Hence there is a crucial difference between an “indeterminable amount” and an “amount not determined”, the former being intrinsically factual while the latter is extrinsic to the facts and “not determined by agreement of the parties”. While it is conceivable that the § 16(3) (a) 3-year statute of limitations does not begin to run in cases of factual indeterminateness such as Arkansas Oak until the point of actual determination, it is *644clear in cases of computational indefiniteness such as ours that the § 16(3)(e) point of delivery is binding. This is precisely what the Court in Chesapeake & O. Ry. v. Wiener, supra, meant when it stated that “computing demurrage charges is one thing in that it fixes the amount of the charge and is quite apart from determining the time within which an action to collect such charges may be commenced, which has been fixed by statute.” (58 N.W.2d at 919-920)
* X X X X- *
Plaintiffs’ major error lies in its misconstruing of the terms “accrue” and “come due” at least for the purposes of § 16(3) (e). The statute is explicit that accrual under § 16(3)(e) is not synonymous or mutually interchangeable with collectability or dueness of the debt and that the point of delivery overrides any conventional notion of when an action judicially matures. (Emphasis supplied) Indeed if the statute had meant to adhere to the general standards of allowing the statute of limitations to run from the point when the action could have been brought then § 16(3) (e) would have been totally superfluous. It is therefore clear that Congress anticipated the multitude of variations in periods of limitations that would result if conventional standards of triggering the period were used and promulgated § 16 (3) (a) and (e) in order to avoid such variation by creating a uniform time of accrual irrespective of when the action could have generally been brought.
356 F.Supp. at 1319-1321.

The plaintiff’s second argument is that the language “delivery or tender of delivery thereof by the carrier, and not after” in 49 U.S.C. § 16(3) (e) refers only to delivery: of cars carrying a shipment to the'defendant. Therefore, the plaintiff continues, for empty cars delivered to the defendant for loading and release to the plaintiff carrier, the “delivery or tender of delivery” is made by the defendant to the plaintiff, which in this case, occurred after the crucial date, July 28, 1968. The Court is aware of no case adopting such a view and interprets the plain wording of the statute to be exactly the opposite and controlling.

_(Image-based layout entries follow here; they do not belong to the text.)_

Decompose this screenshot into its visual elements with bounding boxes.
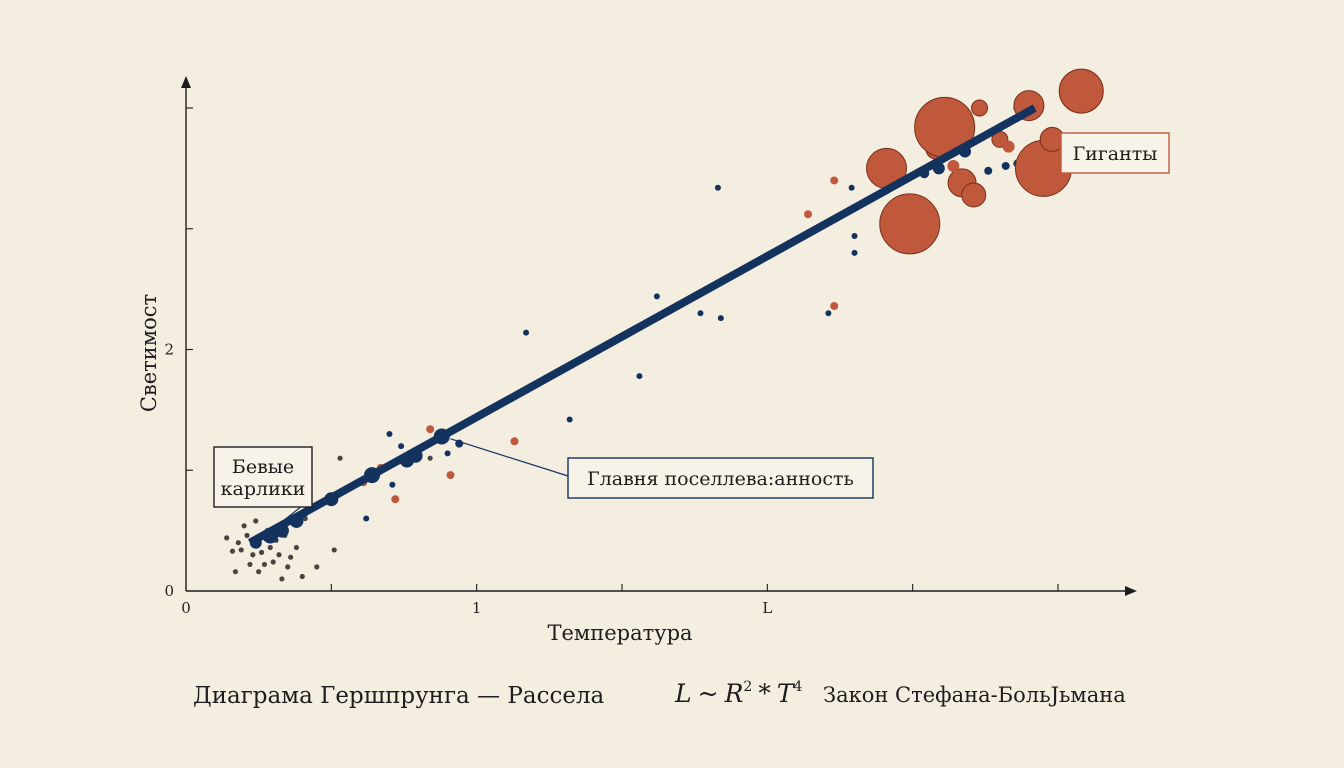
x-tick-label: L [762,599,772,617]
dwarf-star-point [258,549,265,555]
annotation-label: Гиганты [1073,143,1158,165]
dwarf-star-point [250,552,256,558]
formula-luminosity: L [674,679,692,708]
dwarf-star-point [314,564,320,570]
dwarf-star-point [229,548,236,554]
formula-radius: R [724,679,744,708]
giant-star-point [971,99,989,117]
y-tick-label: 2 [164,341,174,359]
dwarf-star-point [235,540,241,546]
dwarf-star-point [288,554,294,560]
dwarf-star-point [427,455,433,461]
main-sequence-point [566,416,573,423]
giant-star-point [879,193,941,255]
main-sequence-point [653,293,660,300]
main-sequence-point [364,467,381,484]
dwarf-star-point [224,535,230,541]
main-sequence-point [433,428,450,445]
main-sequence-point [697,310,704,317]
dwarf-star-point [299,573,305,580]
dwarf-star-point [253,518,259,524]
formula-tilde: ~ [698,679,719,708]
main-sequence-point [958,145,971,158]
annotation-label: карлики [221,478,306,500]
dwarf-star-point [232,569,239,575]
formula-temperature: T [777,679,796,708]
main-sequence-point [274,523,289,538]
main-sequence-point [932,162,945,175]
main-sequence-point [851,249,858,256]
dwarf-star-point [270,559,276,565]
formula-temperature-exponent: 4 [794,679,803,695]
main-sequence-line [248,104,1037,547]
dwarf-star-point [247,561,253,568]
annotation-leader [450,438,569,477]
main-sequence-point [523,329,530,336]
main-sequence-point [825,310,832,317]
giant-star-point [961,182,987,208]
giant-star-point [391,495,400,504]
dwarf-star-point [293,544,300,551]
dwarf-star-point [331,547,337,553]
dwarf-star-point [276,552,282,558]
giant-star-point [947,159,960,172]
dwarf-star-point [261,561,268,568]
main-sequence-point [984,166,993,175]
stefan-boltzmann-formula: L ~ R2 * T4 [674,679,803,708]
x-axis-title: Температура [547,621,692,645]
giant-star-point [1002,140,1015,153]
giant-star-point [804,210,813,219]
main-sequence-point [408,448,423,463]
main-sequence-point [289,513,304,528]
annotation-label: Бевые [232,456,294,478]
main-sequence-point [851,232,858,239]
main-sequence-point [363,515,370,522]
main-sequence-point [1001,161,1010,170]
giant-star-point [830,176,839,185]
formula-radius-exponent: 2 [743,679,752,695]
giant-star-point [426,425,435,434]
main-sequence-point [262,527,279,544]
main-sequence-point [848,184,855,191]
main-sequence-point [324,492,339,507]
foreground-points [249,145,971,549]
main-sequence-point [444,450,451,457]
main-sequence-point [636,373,643,380]
x-tick-label: 1 [472,599,482,617]
y-tick-label: 0 [164,582,174,600]
main-sequence-point [398,443,405,450]
main-sequence-point [919,168,930,179]
dwarf-star-point [267,544,273,551]
main-sequence-point [389,481,396,488]
dwarf-star-point [241,523,247,529]
dwarf-star-point [238,547,244,553]
dwarf-star-point [279,576,285,582]
annotation-box [1060,132,1170,174]
x-tick-label: 0 [181,599,191,617]
formula-multiply: * [758,679,771,708]
law-name: Закон Стефанa-БольЈьмана [823,683,1126,707]
dwarf-star-point [256,569,262,575]
main-sequence-point [717,315,724,322]
axes: 0 1 L 0 2 [164,76,1137,617]
annotation-label: Главня поселлева:анность [587,468,854,490]
figure-caption: Диаграма Гершпрунга — Рассела [193,683,605,709]
dwarf-star-point [244,532,250,539]
giant-star-point [446,471,455,480]
y-axis-title: Светимост [137,294,161,412]
giant-star-point [830,302,839,311]
giant-star-point [1058,68,1104,114]
annotation-box [567,457,874,499]
annotation-box [213,446,313,508]
giant-star-point [510,437,519,446]
footer: Диаграма Гершпрунга — Рассела L ~ R2 * T4 За… [193,679,1126,709]
dwarf-star-point [285,564,291,570]
main-sequence-trend [248,104,1037,547]
dwarf-star-point [337,455,343,461]
main-sequence-point [386,431,393,438]
main-sequence-point [714,184,721,191]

Accordingly, the Court has determined that the plaintiff’s cause of action herein is barred by the applicable statute of limitations, and judgment will be entered by separate order of even date dismissing the plaintiff’s complaint.

. There have been two motions to dismiss filed herein based upon the statute of limitations. In opposition to the first motion, the plaintiff argued that an order of this Court entered by Chief Judge Robinson in Union Pacific Railroad Co. v. United States, 300 F.Supp. 318 (D.Neb.1969), enjoined the plaintiff from prosecuting its claim, and that this matter was not resolved until the case was affirmed by the United States Supreme Court on November 10, 1969. However, od November 26, 1971, Judge Robinson held that the plaintiff had not at that time shown that it was bound by the order in Union Pacific, supra, and the plaintiff has made no further showing in this regard.